Ao contrário do styling, que era uma forma degradada de gerar novos modismos por mudanças epidérmicas nos produtos, o branding retoma, na chave hiper-mercantil, premissas de coerência e integralidade do design que estavam postas pelo projeto moderno. O branding, ou design de marcas, recoloca o design no centro da tomada de decisões de enormes complexos financeiro-industriais. Gostemos ou não, o design no mundo das marcas está mais do que nunca tratando do núcleo duro de produção e reprodução material e simbólica do capital em sua fase atual. No branding, o design procura dar coerência a todos os elementos visuais de uma corporação, dos objetos à sua comunicação. Trata-se da construção de identidades que fundamentam a capacidade da empresa capitalista em obter rendas monopolistas advindas da exclusividade da sua “experiência de marca”. Ou seja, o programa de um design ampliado a todas as esferas da vida, se espraia por todos os cantos de uma grande corporação, e talvez seja – ironicamente – a maior realização da promessa de design total que já estava semeada no projeto moderno, na Bauhaus e Ulm.    

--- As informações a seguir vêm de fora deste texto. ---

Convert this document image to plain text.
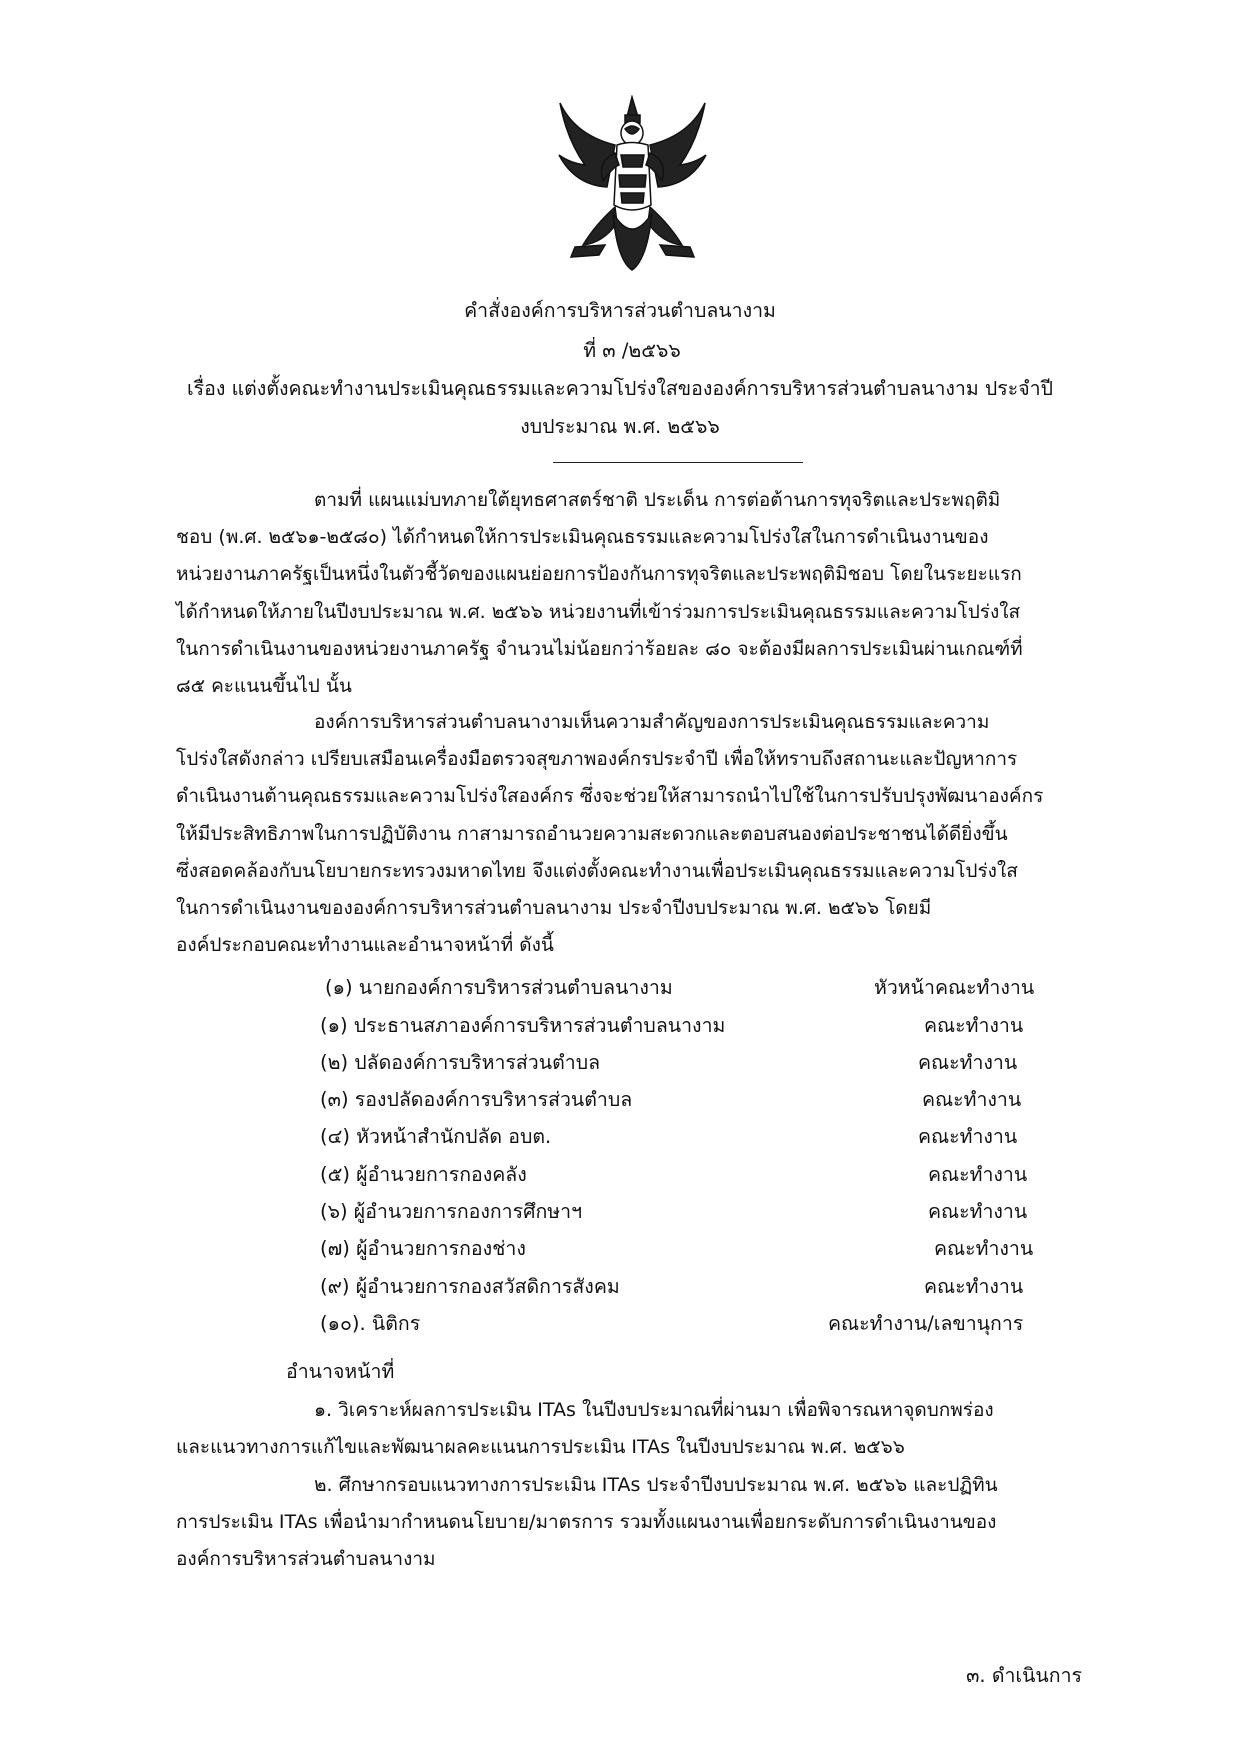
คำสั่งองค์การบริหารส่วนตำบลนางาม
ที่ ๓ /๒๕๖๖
เรื่อง แต่งตั้งคณะทำงานประเมินคุณธรรมและความโปร่งใสขององค์การบริหารส่วนตำบลนางาม ประจำปี
งบประมาณ พ.ศ. ๒๕๖๖
ตามที่ แผนแม่บทภายใต้ยุทธศาสตร์ชาติ ประเด็น การต่อต้านการทุจริตและประพฤติมิ
ชอบ (พ.ศ. ๒๕๖๑-๒๕๘๐) ได้กำหนดให้การประเมินคุณธรรมและความโปร่งใสในการดำเนินงานของ
หน่วยงานภาครัฐเป็นหนึ่งในตัวชี้วัดของแผนย่อยการป้องกันการทุจริตและประพฤติมิชอบ โดยในระยะแรก
ได้กำหนดให้ภายในปีงบประมาณ พ.ศ. ๒๕๖๖ หน่วยงานที่เข้าร่วมการประเมินคุณธรรมและความโปร่งใส
ในการดำเนินงานของหน่วยงานภาครัฐ จำนวนไม่น้อยกว่าร้อยละ ๘๐ จะต้องมีผลการประเมินผ่านเกณฑ์ที่
๘๕ คะแนนขึ้นไป นั้น
องค์การบริหารส่วนตำบลนางามเห็นความสำคัญของการประเมินคุณธรรมและความ
โปร่งใสดังกล่าว เปรียบเสมือนเครื่องมือตรวจสุขภาพองค์กรประจำปี เพื่อให้ทราบถึงสถานะและปัญหาการ
ดำเนินงานต้านคุณธรรมและความโปร่งใสองค์กร ซึ่งจะช่วยให้สามารถนำไปใช้ในการปรับปรุงพัฒนาองค์กร
ให้มีประสิทธิภาพในการปฏิบัติงาน กาสามารถอำนวยความสะดวกและตอบสนองต่อประชาชนได้ดียิ่งขึ้น
ซึ่งสอดคล้องกับนโยบายกระทรวงมหาดไทย จึงแต่งตั้งคณะทำงานเพื่อประเมินคุณธรรมและความโปร่งใส
ในการดำเนินงานขององค์การบริหารส่วนตำบลนางาม ประจำปีงบประมาณ พ.ศ. ๒๕๖๖ โดยมี
องค์ประกอบคณะทำงานและอำนาจหน้าที่ ดังนี้
(๑) นายกองค์การบริหารส่วนตำบลนางาม	หัวหน้าคณะทำงาน
(๑) ประธานสภาองค์การบริหารส่วนตำบลนางาม	คณะทำงาน
(๒) ปลัดองค์การบริหารส่วนตำบล	คณะทำงาน
(๓) รองปลัดองค์การบริหารส่วนตำบล	คณะทำงาน
(๔) หัวหน้าสำนักปลัด อบต.	คณะทำงาน
(๕) ผู้อำนวยการกองคลัง	คณะทำงาน
(๖) ผู้อำนวยการกองการศึกษาฯ	คณะทำงาน
(๗) ผู้อำนวยการกองช่าง	คณะทำงาน
(๙) ผู้อำนวยการกองสวัสดิการสังคม	คณะทำงาน
(๑๐). นิติกร	คณะทำงาน/เลขานุการ
อำนาจหน้าที่
๑. วิเคราะห์ผลการประเมิน ITAs ในปีงบประมาณที่ผ่านมา เพื่อพิจารณหาจุดบกพร่อง
และแนวทางการแก้ไขและพัฒนาผลคะแนนการประเมิน ITAs ในปีงบประมาณ พ.ศ. ๒๕๖๖
๒. ศึกษากรอบแนวทางการประเมิน ITAs ประจำปีงบประมาณ พ.ศ. ๒๕๖๖ และปฏิทิน
การประเมิน ITAs เพื่อนำมากำหนดนโยบาย/มาตรการ รวมทั้งแผนงานเพื่อยกระดับการดำเนินงานของ
องค์การบริหารส่วนตำบลนางาม
๓. ดำเนินการ
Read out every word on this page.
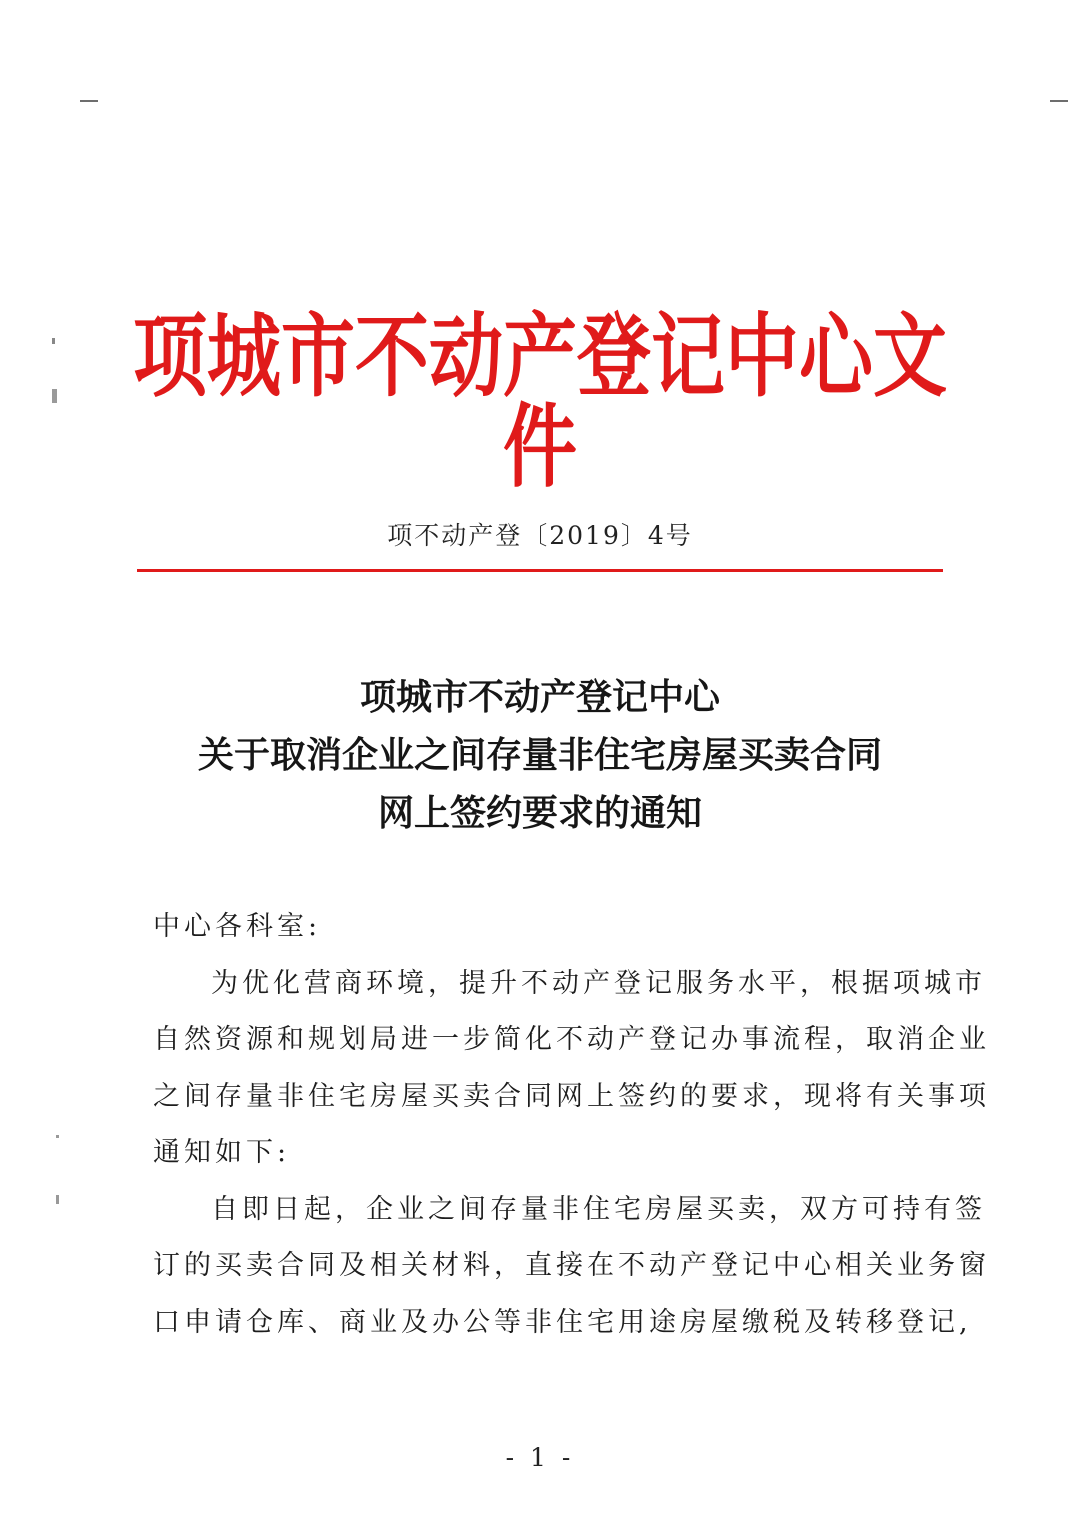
项城市不动产登记中心文件
项不动产登〔2019〕4号
项城市不动产登记中心
关于取消企业之间存量非住宅房屋买卖合同
网上签约要求的通知
中心各科室:
为优化营商环境，提升不动产登记服务水平，根据项城市
自然资源和规划局进一步简化不动产登记办事流程，取消企业
之间存量非住宅房屋买卖合同网上签约的要求，现将有关事项
通知如下:
自即日起，企业之间存量非住宅房屋买卖，双方可持有签
订的买卖合同及相关材料，直接在不动产登记中心相关业务窗
口申请仓库、商业及办公等非住宅用途房屋缴税及转移登记,
- 1 -
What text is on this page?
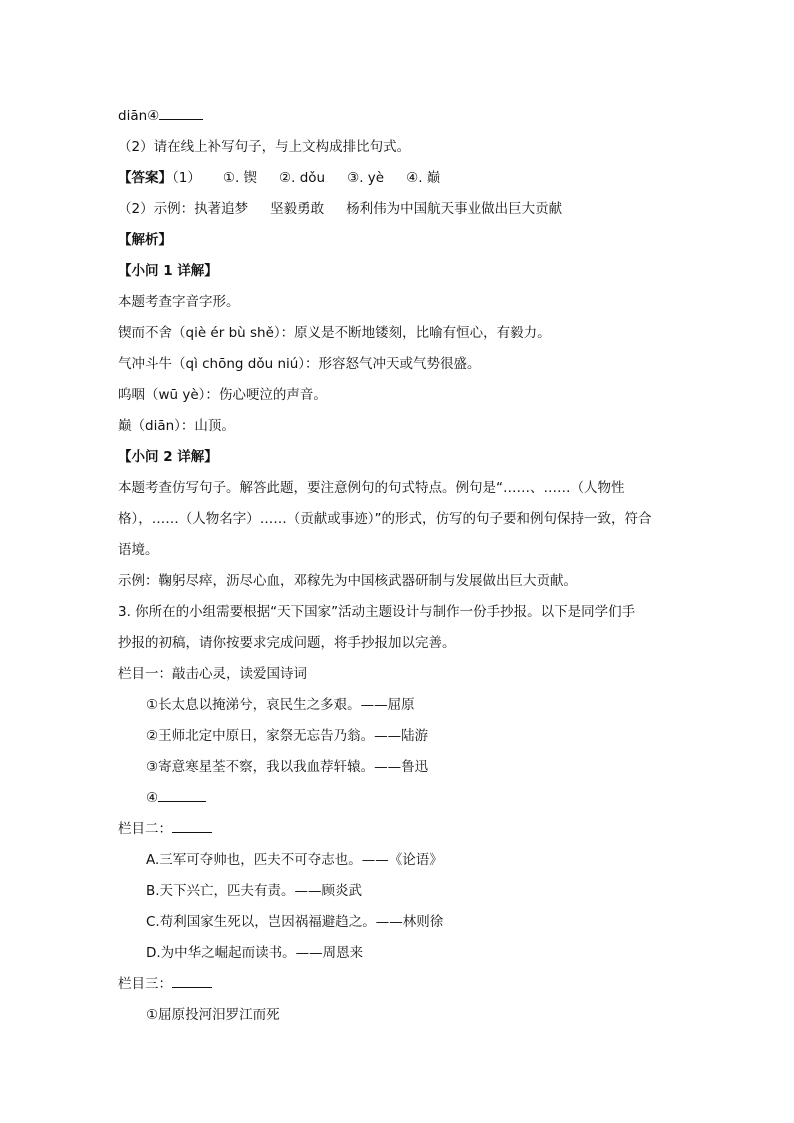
diān④

（2）请在线上补写句子，与上文构成排比句式。

【答案】（1） ①. 锲 ②. dǒu ③. yè ④. 巅

（2）示例：执著追梦 坚毅勇敢 杨利伟为中国航天事业做出巨大贡献

【解析】

【小问 1 详解】

本题考查字音字形。

锲而不舍（qiè ér bù shě）：原义是不断地镂刻，比喻有恒心，有毅力。

气冲斗牛（qì chōng dǒu niú）：形容怒气冲天或气势很盛。

呜咽（wū yè）：伤心哽泣的声音。

巅（diān）：山顶。

【小问 2 详解】

本题考查仿写句子。解答此题，要注意例句的句式特点。例句是“……、……（人物性

格），……（人物名字）……（贡献或事迹）”的形式，仿写的句子要和例句保持一致，符合

语境。

示例：鞠躬尽瘁，沥尽心血，邓稼先为中国核武器研制与发展做出巨大贡献。

3. 你所在的小组需要根据“天下国家”活动主题设计与制作一份手抄报。以下是同学们手

抄报的初稿，请你按要求完成问题，将手抄报加以完善。

栏目一：敲击心灵，读爱国诗词

①长太息以掩涕兮，哀民生之多艰。——屈原

②王师北定中原日，家祭无忘告乃翁。——陆游

③寄意寒星荃不察，我以我血荐轩辕。——鲁迅

④

栏目二：

A.三军可夺帅也，匹夫不可夺志也。——《论语》

B.天下兴亡，匹夫有责。——顾炎武

C.苟利国家生死以，岂因祸福避趋之。——林则徐

D.为中华之崛起而读书。——周恩来

栏目三：

①屈原投河汨罗江而死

Bonsiepe não leva ao limite a interpretação das consequências do avanço implacável da forma mercadoria sobre os objetos da vida cotidiana.Como resgatá-los dessa condição mercantil, ou melhor, como desmercantilizá-los? É possível salvar a boa causa do design do capitalismo? Ou ainda, é possível salvá-la no capitalismo? Diante da cultura anticrítica dominante, como esperar a existência de uma relação crítica com os objetos que nos cercam?

Os casos escolhidos e os objetos comentados são, quase todos, de pouca relevância ou marginais na reprodução material e simbólica do capital hoje. Bonsiepe não chega a tratar do aparato militar-informacional e suas mercadorias-chave, dos novos carros aos caças de guerra, dos celulares aos tablets, da TV interativa ao cinema 3D, das próteses aos equipamentos de diagnóstico por imagem, da cyber realidade aos games, das interfaces das redes sociais aos sistemas digitais de controle e vigilância etc. Esse sistema de objetos (ou objetos do sistema) da contemporaneidade, turbinados pelo poder das grandes corporações, portadores de novas artimanhas fetichistas da era digital, com suas velhas e novas formas de sedução, perversão e destruição, deveria ser objeto da critica radical.

Veja-se o caso emblemático da Apple. Steve Jobs (mitificado ainda em vida), Jonathan Ive (o chefe da equipe de designers), e seus i-gadgets que entretêm as classes abastadas (e não só) são considerados o maior caso de sucesso da história recente do design. E os produtos da Apple, mercadorias em estado puro, talvez coloquem em questão o dualismo de Bonsiepe entre a boa forma bauhausiana e o design rebaixado a estilo de vida. Ali ambos parecem ter encontrado uma poderosa síntese, mas sem superação (pois não há negatividade) – a não ser a superação na estratosférica escalada de lucros. A Apple cumpre a promessa do design como “resolução inteligente de problemas” e “competência projetual” – de forma mais extensa e radical do que a velha Braun, pois não alterou apenas a forma de barbear, mas a própria ação comunicativa por meio de suas interfaces digitais.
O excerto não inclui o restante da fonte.